Edward Jones analyst Logan Purk noted that Fastenal enjoyed growth rates of 20 to 25 percent as recently as two years ago. That's far from the 5.3 percent seen today.

Factories and nonresidential construction firms have pulled back and are not ordering as many nuts, bolts and other supplies, Purk said. "Overall slowing of industrial spending, and manufacturing was particularly weak for them and that tends to be their biggest client ... comprising about 50 percent of their sales."

On the plus side, Purk noted that Fastenal has improved its margins by controlling costs. Fastenal opened 33 new stores in the past six months. But it really benefited from its push to install cost-effective industrial vending machines inside customer facilities. It installed 8,454 machines so far this year in an effort to offer faster customer service at a reduced cost. Fastenal now operates a total of 29,549 vending machines on customer sites.

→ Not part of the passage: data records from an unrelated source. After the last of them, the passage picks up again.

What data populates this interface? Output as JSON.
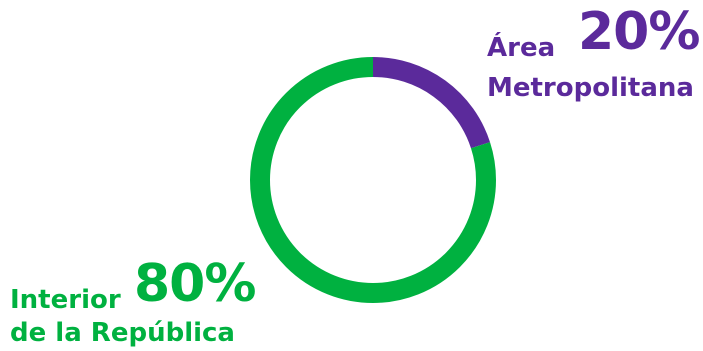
{
  "chart_data": {
    "type": "pie",
    "style": "donut",
    "title": "",
    "slices": [
      {
        "label_line1": "Área",
        "label_line2": "Metropolitana",
        "value": 20,
        "value_label": "20%",
        "color": "#5b2a9b"
      },
      {
        "label_line1": "Interior",
        "label_line2": "de la República",
        "value": 80,
        "value_label": "80%",
        "color": "#00b140"
      }
    ]
  }
}
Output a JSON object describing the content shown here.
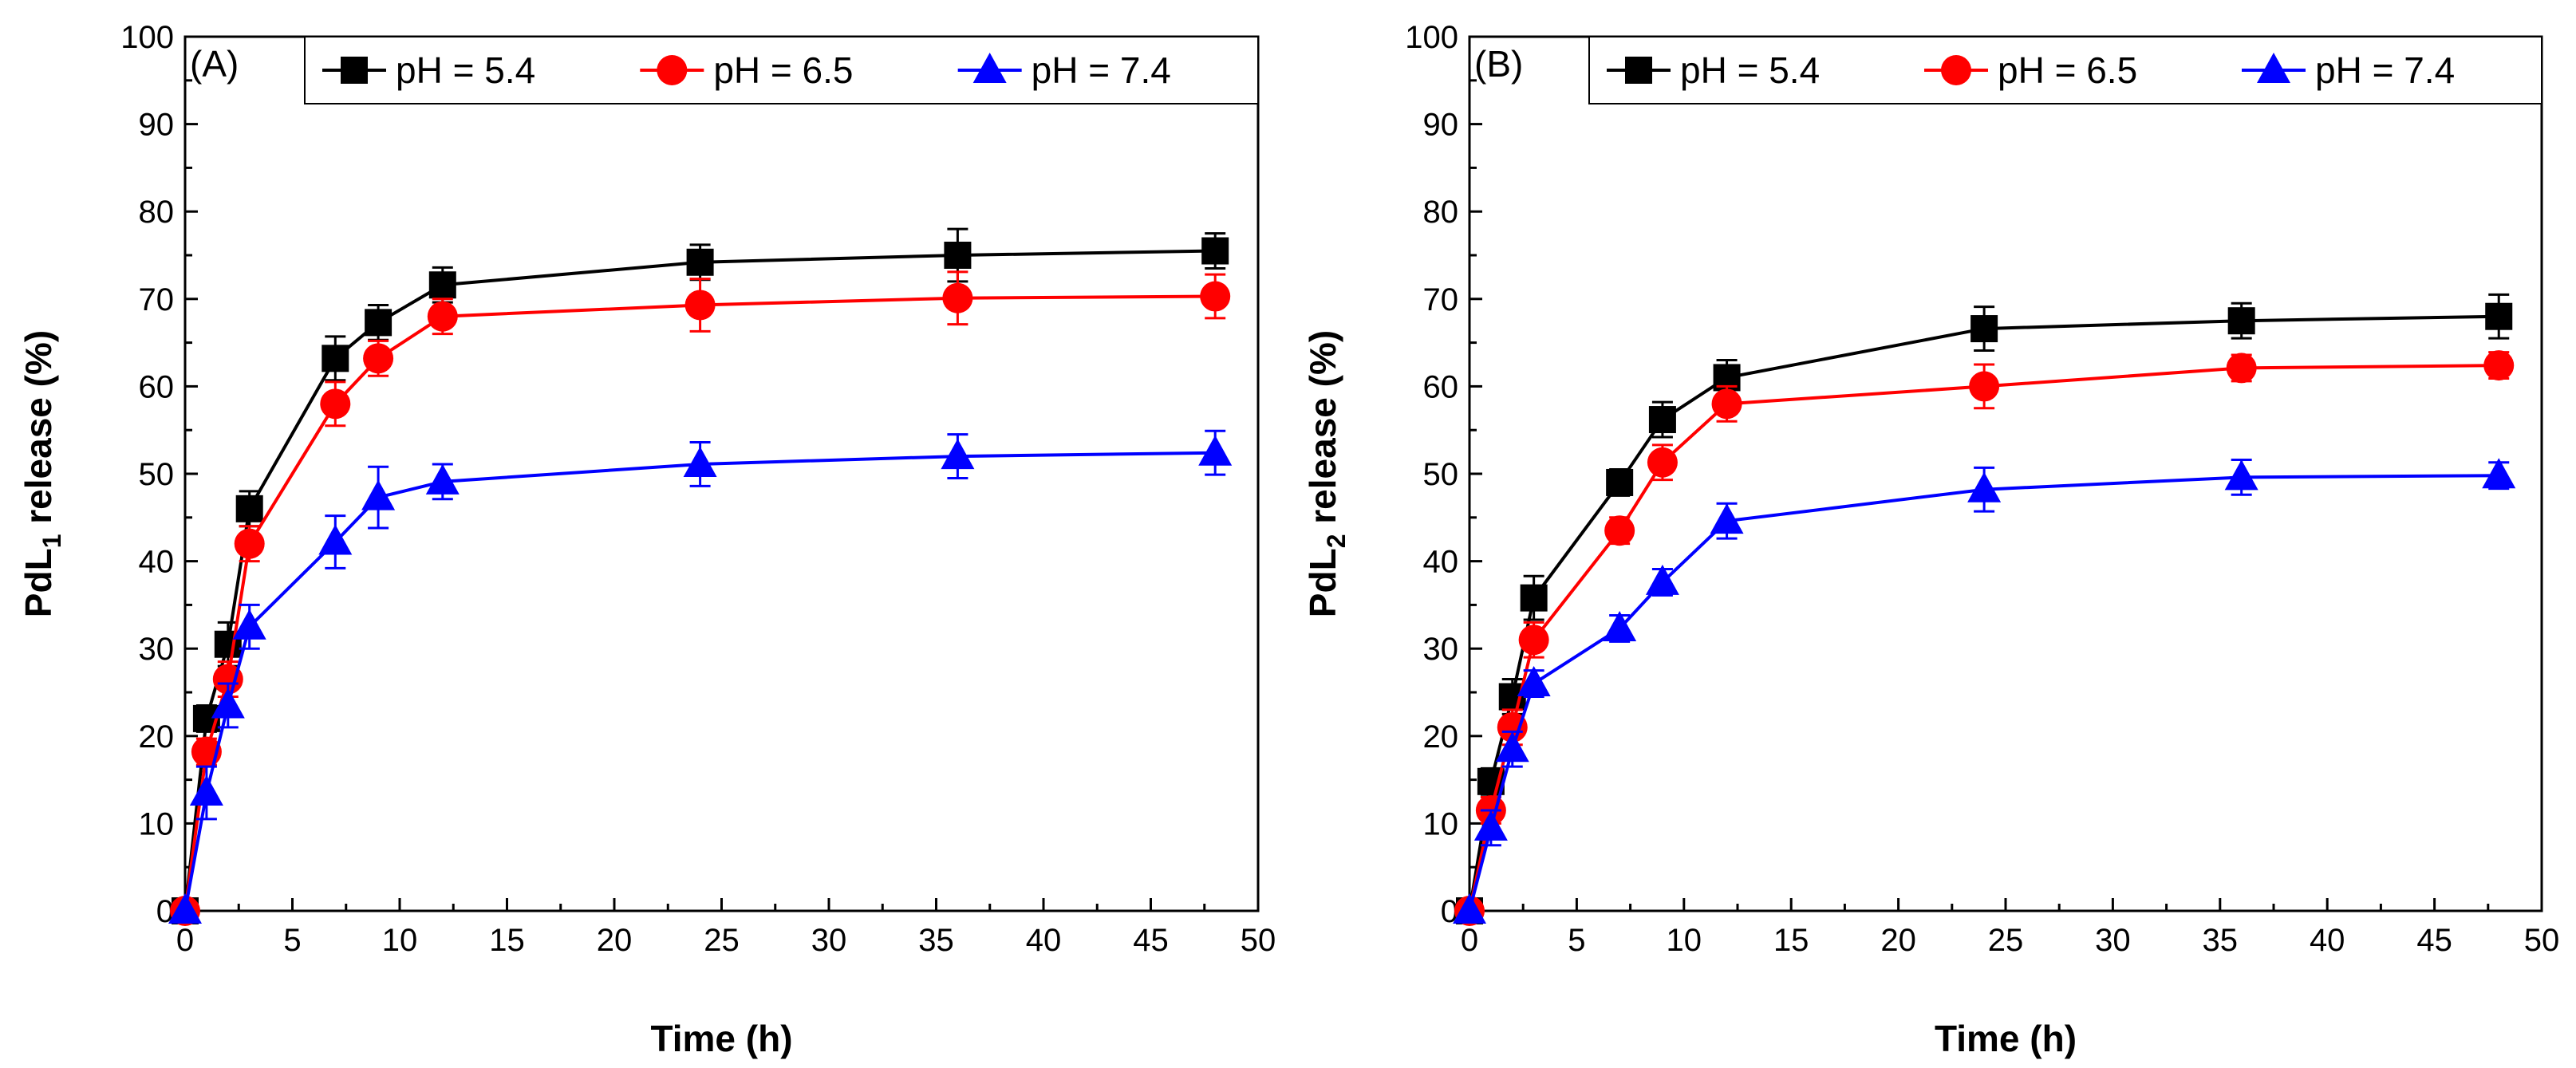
{
  "chart_data": [
    {
      "type": "line",
      "panel_label": "(A)",
      "xlabel": "Time (h)",
      "ylabel_main": "PdL",
      "ylabel_sub": "1",
      "ylabel_tail": " release (%)",
      "xlim": [
        0,
        50
      ],
      "ylim": [
        0,
        100
      ],
      "x_ticks": [
        0,
        5,
        10,
        15,
        20,
        25,
        30,
        35,
        40,
        45,
        50
      ],
      "y_ticks": [
        0,
        10,
        20,
        30,
        40,
        50,
        60,
        70,
        80,
        90,
        100
      ],
      "legend_position": "top-right",
      "x": [
        0,
        1,
        2,
        3,
        7,
        9,
        12,
        24,
        36,
        48
      ],
      "series": [
        {
          "name": "pH = 5.4",
          "color": "#000000",
          "marker": "square",
          "values": [
            0,
            22,
            30.5,
            46,
            63.2,
            67.3,
            71.6,
            74.2,
            75,
            75.5
          ],
          "errors": [
            0,
            1.5,
            2.5,
            2,
            2.5,
            2,
            2,
            2,
            3,
            2
          ]
        },
        {
          "name": "pH = 6.5",
          "color": "#ff0000",
          "marker": "circle",
          "values": [
            0,
            18.2,
            26.5,
            42,
            58,
            63.2,
            68,
            69.3,
            70.1,
            70.3
          ],
          "errors": [
            0,
            1.5,
            2,
            2,
            2.5,
            2,
            2,
            3,
            3,
            2.5
          ]
        },
        {
          "name": "pH = 7.4",
          "color": "#0000ff",
          "marker": "triangle",
          "values": [
            0,
            13.5,
            23.5,
            32.5,
            42.2,
            47.3,
            49.1,
            51.1,
            52,
            52.4
          ],
          "errors": [
            0,
            3,
            2.5,
            2.5,
            3,
            3.5,
            2,
            2.5,
            2.5,
            2.5
          ]
        }
      ]
    },
    {
      "type": "line",
      "panel_label": "(B)",
      "xlabel": "Time (h)",
      "ylabel_main": "PdL",
      "ylabel_sub": "2",
      "ylabel_tail": " release (%)",
      "xlim": [
        0,
        50
      ],
      "ylim": [
        0,
        100
      ],
      "x_ticks": [
        0,
        5,
        10,
        15,
        20,
        25,
        30,
        35,
        40,
        45,
        50
      ],
      "y_ticks": [
        0,
        10,
        20,
        30,
        40,
        50,
        60,
        70,
        80,
        90,
        100
      ],
      "legend_position": "top-right",
      "x": [
        0,
        1,
        2,
        3,
        7,
        9,
        12,
        24,
        36,
        48
      ],
      "series": [
        {
          "name": "pH = 5.4",
          "color": "#000000",
          "marker": "square",
          "values": [
            0,
            14.8,
            24.5,
            35.8,
            49,
            56.2,
            61,
            66.6,
            67.5,
            68
          ],
          "errors": [
            0,
            1.5,
            2,
            2.5,
            1.5,
            2,
            2,
            2.5,
            2,
            2.5
          ]
        },
        {
          "name": "pH = 6.5",
          "color": "#ff0000",
          "marker": "circle",
          "values": [
            0,
            11.5,
            21,
            31,
            43.5,
            51.3,
            58,
            60,
            62.1,
            62.4
          ],
          "errors": [
            0,
            1.5,
            2,
            2,
            1.5,
            2,
            2,
            2.5,
            1.5,
            1.5
          ]
        },
        {
          "name": "pH = 7.4",
          "color": "#0000ff",
          "marker": "triangle",
          "values": [
            0,
            9.5,
            18.5,
            26,
            32.3,
            37.6,
            44.6,
            48.2,
            49.6,
            49.8
          ],
          "errors": [
            0,
            2,
            2,
            1.5,
            1.5,
            1.5,
            2,
            2.5,
            2,
            1.5
          ]
        }
      ]
    }
  ]
}
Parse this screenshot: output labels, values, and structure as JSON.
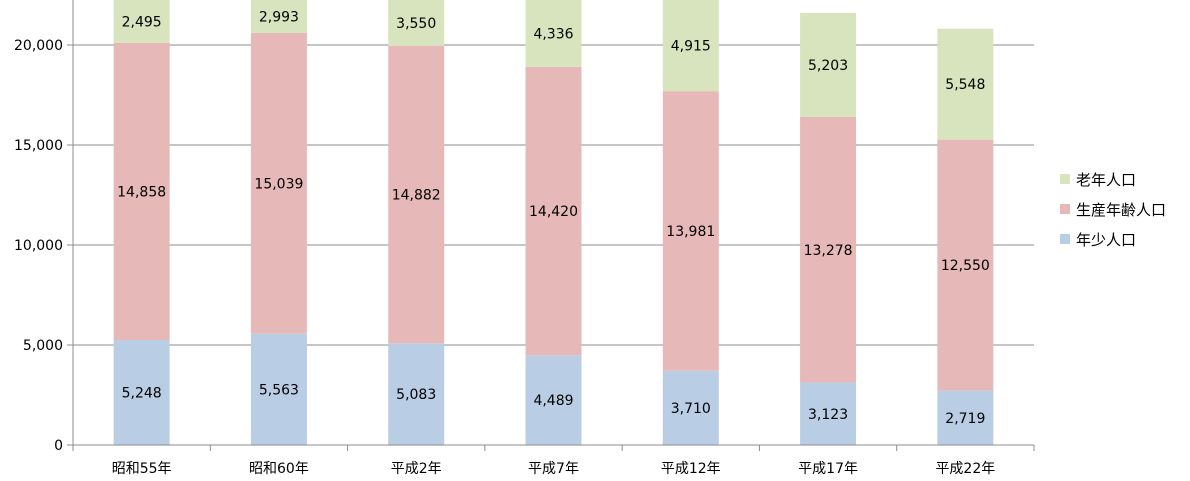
{
  "chart_data": {
    "type": "bar",
    "stacked": true,
    "categories": [
      "昭和55年",
      "昭和60年",
      "平成2年",
      "平成7年",
      "平成12年",
      "平成17年",
      "平成22年"
    ],
    "series": [
      {
        "name": "年少人口",
        "color": "#b9cde5",
        "values": [
          5248,
          5563,
          5083,
          4489,
          3710,
          3123,
          2719
        ]
      },
      {
        "name": "生産年齢人口",
        "color": "#e6b9b8",
        "values": [
          14858,
          15039,
          14882,
          14420,
          13981,
          13278,
          12550
        ]
      },
      {
        "name": "老年人口",
        "color": "#d7e4bd",
        "values": [
          2495,
          2993,
          3550,
          4336,
          4915,
          5203,
          5548
        ]
      }
    ],
    "value_labels": [
      [
        "5,248",
        "5,563",
        "5,083",
        "4,489",
        "3,710",
        "3,123",
        "2,719"
      ],
      [
        "14,858",
        "15,039",
        "14,882",
        "14,420",
        "13,981",
        "13,278",
        "12,550"
      ],
      [
        "2,495",
        "2,993",
        "3,550",
        "4,336",
        "4,915",
        "5,203",
        "5,548"
      ]
    ],
    "yticks": [
      0,
      5000,
      10000,
      15000,
      20000
    ],
    "ytick_labels": [
      "0",
      "5,000",
      "10,000",
      "15,000",
      "20,000"
    ],
    "ylim": [
      0,
      22500
    ],
    "grid": true,
    "legend_position": "right",
    "legend_order": [
      2,
      1,
      0
    ],
    "title": "",
    "xlabel": "",
    "ylabel": ""
  }
}
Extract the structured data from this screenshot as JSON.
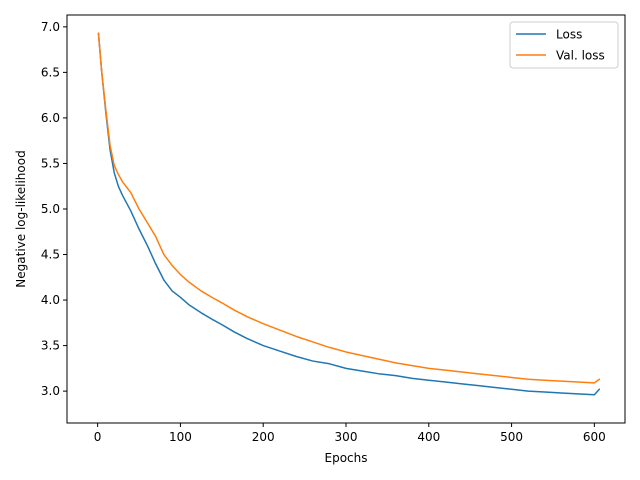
{
  "chart_data": {
    "type": "line",
    "xlabel": "Epochs",
    "ylabel": "Negative log-likelihood",
    "xlim": [
      -37,
      637
    ],
    "ylim": [
      2.65,
      7.13
    ],
    "xticks": [
      0,
      100,
      200,
      300,
      400,
      500,
      600
    ],
    "xtick_labels": [
      "0",
      "100",
      "200",
      "300",
      "400",
      "500",
      "600"
    ],
    "yticks": [
      3.0,
      3.5,
      4.0,
      4.5,
      5.0,
      5.5,
      6.0,
      6.5,
      7.0
    ],
    "ytick_labels": [
      "3.0",
      "3.5",
      "4.0",
      "4.5",
      "5.0",
      "5.5",
      "6.0",
      "6.5",
      "7.0"
    ],
    "grid": false,
    "legend_position": "top-right",
    "series": [
      {
        "name": "Loss",
        "color": "#1f77b4",
        "x": [
          1,
          5,
          10,
          15,
          20,
          25,
          30,
          40,
          50,
          60,
          70,
          80,
          90,
          100,
          110,
          125,
          140,
          150,
          165,
          180,
          200,
          220,
          240,
          260,
          280,
          300,
          320,
          340,
          360,
          380,
          400,
          420,
          440,
          460,
          480,
          500,
          520,
          540,
          560,
          580,
          600,
          606
        ],
        "y": [
          6.93,
          6.5,
          6.05,
          5.65,
          5.4,
          5.25,
          5.15,
          4.98,
          4.78,
          4.6,
          4.4,
          4.22,
          4.1,
          4.03,
          3.95,
          3.86,
          3.78,
          3.73,
          3.65,
          3.58,
          3.5,
          3.44,
          3.38,
          3.33,
          3.3,
          3.25,
          3.22,
          3.19,
          3.17,
          3.14,
          3.12,
          3.1,
          3.08,
          3.06,
          3.04,
          3.02,
          3.0,
          2.99,
          2.98,
          2.97,
          2.96,
          3.02
        ]
      },
      {
        "name": "Val. loss",
        "color": "#ff7f0e",
        "x": [
          1,
          5,
          10,
          15,
          20,
          25,
          30,
          40,
          50,
          60,
          70,
          80,
          90,
          100,
          110,
          125,
          140,
          150,
          165,
          180,
          200,
          220,
          240,
          260,
          280,
          300,
          320,
          340,
          360,
          380,
          400,
          420,
          440,
          460,
          480,
          500,
          520,
          540,
          560,
          580,
          600,
          606
        ],
        "y": [
          6.93,
          6.5,
          6.08,
          5.7,
          5.48,
          5.38,
          5.3,
          5.18,
          5.0,
          4.85,
          4.7,
          4.5,
          4.38,
          4.28,
          4.2,
          4.1,
          4.02,
          3.97,
          3.89,
          3.82,
          3.74,
          3.67,
          3.6,
          3.54,
          3.48,
          3.43,
          3.39,
          3.35,
          3.31,
          3.28,
          3.25,
          3.23,
          3.21,
          3.19,
          3.17,
          3.15,
          3.13,
          3.12,
          3.11,
          3.1,
          3.09,
          3.13
        ]
      }
    ]
  }
}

The company has also automated its vending machine distribution warehouses in Indiana, Texas and Winona and is in the process of expanding the computerized system in Akron, Ohio, Atlanta and Scranton, Pa. The automated systems let factory customers quickly order and restock their Fastenal vending machines with nuts, bolts and other production supplies without the need for salespeople.

Analysts generally praised the model and said that the vending machines and computerized warehouses save the company money and customers a lot of time.

At one point Fastenal set a goal to install 30,000 vending machines this year. But Wednesday officials told analysts during a conference call that the goal was "very aggressive" and that they had "slowed the pace" in an effort to promote more "quality" installations.

"We [still] believe industrial vending is the next logical chapter in the Fastenal story," Oberton said. We also believe it has the potential to be transformative to industrial distribution."

Second-quarter sales climbed 5.3 percent to $847.6 million while earnings rose 7.7 percent to $121 million or 41 cents a share. Earnings met Wall Street expectations, but revenues did not. On average, analysts expected sales to reach $857 million during the quarter. The company said it benefited from a drop in fuel and heating costs, spending cuts and a dip in income taxes.

Fastenal's stock slid $1.33 a share to close at $45.77 Wednesday.